When a linear function is exposed to various constraints, it is maximised or reduced using the mathematical modelling technique known as "linear programming." In commercial planning and industrial engineering, this approach has worked well for guiding quantitative decisions in the physical and social sciences, though to a lesser extent.

3. How many questions are there in Class 12 Maths Chapter 12 Linear Programming (Ex 12.1) Exercise 12.1?

Class 12 Maths Chapter 12 Linear Programming (Ex 12.1) Exercise 12.1 consists of a total of ten conceptual questions.

4. Why should I practice class 12 maths NCERT chapter 12  Linear Programming (Ex 12.1) Exercise 12.1?

The NCERT book and solutions have been prepared by the best and most highly skilled educators and scholars and have created the content in such a way that all the maths concepts could be understood by each student.
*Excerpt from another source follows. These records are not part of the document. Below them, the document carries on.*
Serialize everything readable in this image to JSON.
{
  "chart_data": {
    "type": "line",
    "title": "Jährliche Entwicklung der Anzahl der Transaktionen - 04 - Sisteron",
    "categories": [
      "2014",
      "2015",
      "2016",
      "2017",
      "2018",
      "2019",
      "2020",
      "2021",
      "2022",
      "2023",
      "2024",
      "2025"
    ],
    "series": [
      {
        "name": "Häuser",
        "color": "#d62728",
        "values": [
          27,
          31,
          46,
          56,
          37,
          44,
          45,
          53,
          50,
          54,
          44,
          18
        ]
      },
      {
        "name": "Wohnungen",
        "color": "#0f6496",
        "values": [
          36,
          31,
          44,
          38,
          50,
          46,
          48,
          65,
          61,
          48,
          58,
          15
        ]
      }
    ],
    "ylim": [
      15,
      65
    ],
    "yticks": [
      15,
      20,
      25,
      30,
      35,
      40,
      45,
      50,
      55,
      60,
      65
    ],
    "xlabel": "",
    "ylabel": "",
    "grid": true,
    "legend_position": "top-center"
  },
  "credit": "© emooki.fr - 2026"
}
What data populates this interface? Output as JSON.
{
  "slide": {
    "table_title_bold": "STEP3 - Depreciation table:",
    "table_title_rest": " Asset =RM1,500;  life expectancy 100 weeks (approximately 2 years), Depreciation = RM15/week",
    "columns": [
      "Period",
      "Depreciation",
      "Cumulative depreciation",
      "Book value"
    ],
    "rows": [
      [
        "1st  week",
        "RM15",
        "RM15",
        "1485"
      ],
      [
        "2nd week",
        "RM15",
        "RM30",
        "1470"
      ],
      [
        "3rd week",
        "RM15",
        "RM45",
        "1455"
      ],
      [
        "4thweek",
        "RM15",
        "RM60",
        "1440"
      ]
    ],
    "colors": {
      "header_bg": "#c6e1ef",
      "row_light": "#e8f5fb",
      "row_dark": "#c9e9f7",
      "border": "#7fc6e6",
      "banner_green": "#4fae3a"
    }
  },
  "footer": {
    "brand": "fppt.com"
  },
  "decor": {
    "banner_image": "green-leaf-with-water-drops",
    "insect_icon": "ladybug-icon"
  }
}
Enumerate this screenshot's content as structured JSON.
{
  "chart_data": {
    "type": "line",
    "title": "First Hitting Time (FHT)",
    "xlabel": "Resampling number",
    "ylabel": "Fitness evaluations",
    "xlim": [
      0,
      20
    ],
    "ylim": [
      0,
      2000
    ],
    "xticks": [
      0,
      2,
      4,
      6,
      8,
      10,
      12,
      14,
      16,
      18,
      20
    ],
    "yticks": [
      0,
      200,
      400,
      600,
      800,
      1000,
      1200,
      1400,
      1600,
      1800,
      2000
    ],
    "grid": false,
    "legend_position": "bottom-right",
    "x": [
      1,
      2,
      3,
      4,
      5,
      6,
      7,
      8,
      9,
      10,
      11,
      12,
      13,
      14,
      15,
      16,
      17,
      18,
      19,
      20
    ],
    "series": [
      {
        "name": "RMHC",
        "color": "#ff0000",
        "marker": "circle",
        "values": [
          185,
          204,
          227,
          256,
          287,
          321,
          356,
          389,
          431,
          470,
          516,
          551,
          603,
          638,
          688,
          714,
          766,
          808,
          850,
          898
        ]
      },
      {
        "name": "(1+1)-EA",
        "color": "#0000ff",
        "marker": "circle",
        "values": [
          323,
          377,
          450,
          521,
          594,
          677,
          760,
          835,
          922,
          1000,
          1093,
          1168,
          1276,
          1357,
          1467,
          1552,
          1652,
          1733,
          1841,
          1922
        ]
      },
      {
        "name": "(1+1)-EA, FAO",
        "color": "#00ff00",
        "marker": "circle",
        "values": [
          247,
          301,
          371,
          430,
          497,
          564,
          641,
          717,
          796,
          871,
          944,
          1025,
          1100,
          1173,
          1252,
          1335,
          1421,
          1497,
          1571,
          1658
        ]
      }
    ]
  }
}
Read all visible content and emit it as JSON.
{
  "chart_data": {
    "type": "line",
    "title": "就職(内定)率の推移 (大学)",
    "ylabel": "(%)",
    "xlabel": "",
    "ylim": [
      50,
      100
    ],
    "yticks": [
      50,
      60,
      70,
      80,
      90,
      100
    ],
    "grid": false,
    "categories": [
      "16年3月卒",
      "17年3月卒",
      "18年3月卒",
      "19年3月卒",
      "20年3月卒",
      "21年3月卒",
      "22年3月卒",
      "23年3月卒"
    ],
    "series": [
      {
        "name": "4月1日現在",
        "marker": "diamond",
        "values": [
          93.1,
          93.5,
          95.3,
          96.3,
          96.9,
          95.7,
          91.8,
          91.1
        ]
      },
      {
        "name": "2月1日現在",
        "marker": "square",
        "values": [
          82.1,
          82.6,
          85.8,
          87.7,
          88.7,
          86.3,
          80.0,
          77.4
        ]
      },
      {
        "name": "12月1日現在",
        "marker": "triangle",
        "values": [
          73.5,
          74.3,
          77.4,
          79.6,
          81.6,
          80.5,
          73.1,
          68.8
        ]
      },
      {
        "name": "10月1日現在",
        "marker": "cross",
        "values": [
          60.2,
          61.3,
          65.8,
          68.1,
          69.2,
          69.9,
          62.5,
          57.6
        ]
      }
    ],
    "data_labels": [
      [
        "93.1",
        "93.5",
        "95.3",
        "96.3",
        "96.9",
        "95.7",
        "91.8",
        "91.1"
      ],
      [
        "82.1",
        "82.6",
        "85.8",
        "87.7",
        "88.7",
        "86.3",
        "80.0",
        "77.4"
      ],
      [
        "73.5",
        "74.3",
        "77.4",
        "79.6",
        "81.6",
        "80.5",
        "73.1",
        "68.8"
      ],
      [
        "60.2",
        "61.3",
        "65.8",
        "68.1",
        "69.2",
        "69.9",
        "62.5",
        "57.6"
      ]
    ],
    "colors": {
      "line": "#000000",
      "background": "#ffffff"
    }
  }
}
Practising exercise 12.1 will help you in clearing your basics about the concept of Linear programming and will help as you go further through the chapter. The NCERT math book has explained the concept of linear programming, on which the first exercise is based, with the help of solved examples that are written in the easiest way.

5. Where can I find the NCERT solutions for Class 12 Maths chapter 12  Linear Programming (Ex 12.1) Exercise 12.1?

NCERT solutions for class 12 maths chapter 12 linear programming (Ex 12.1) exercise 12.1 are free to download in pdf format from Vedantu. Teachers at Vedantu are highly skilled and experts in their subjects, and they have curated these NCERT solutions according to the latest CBSE pattern and guidelines.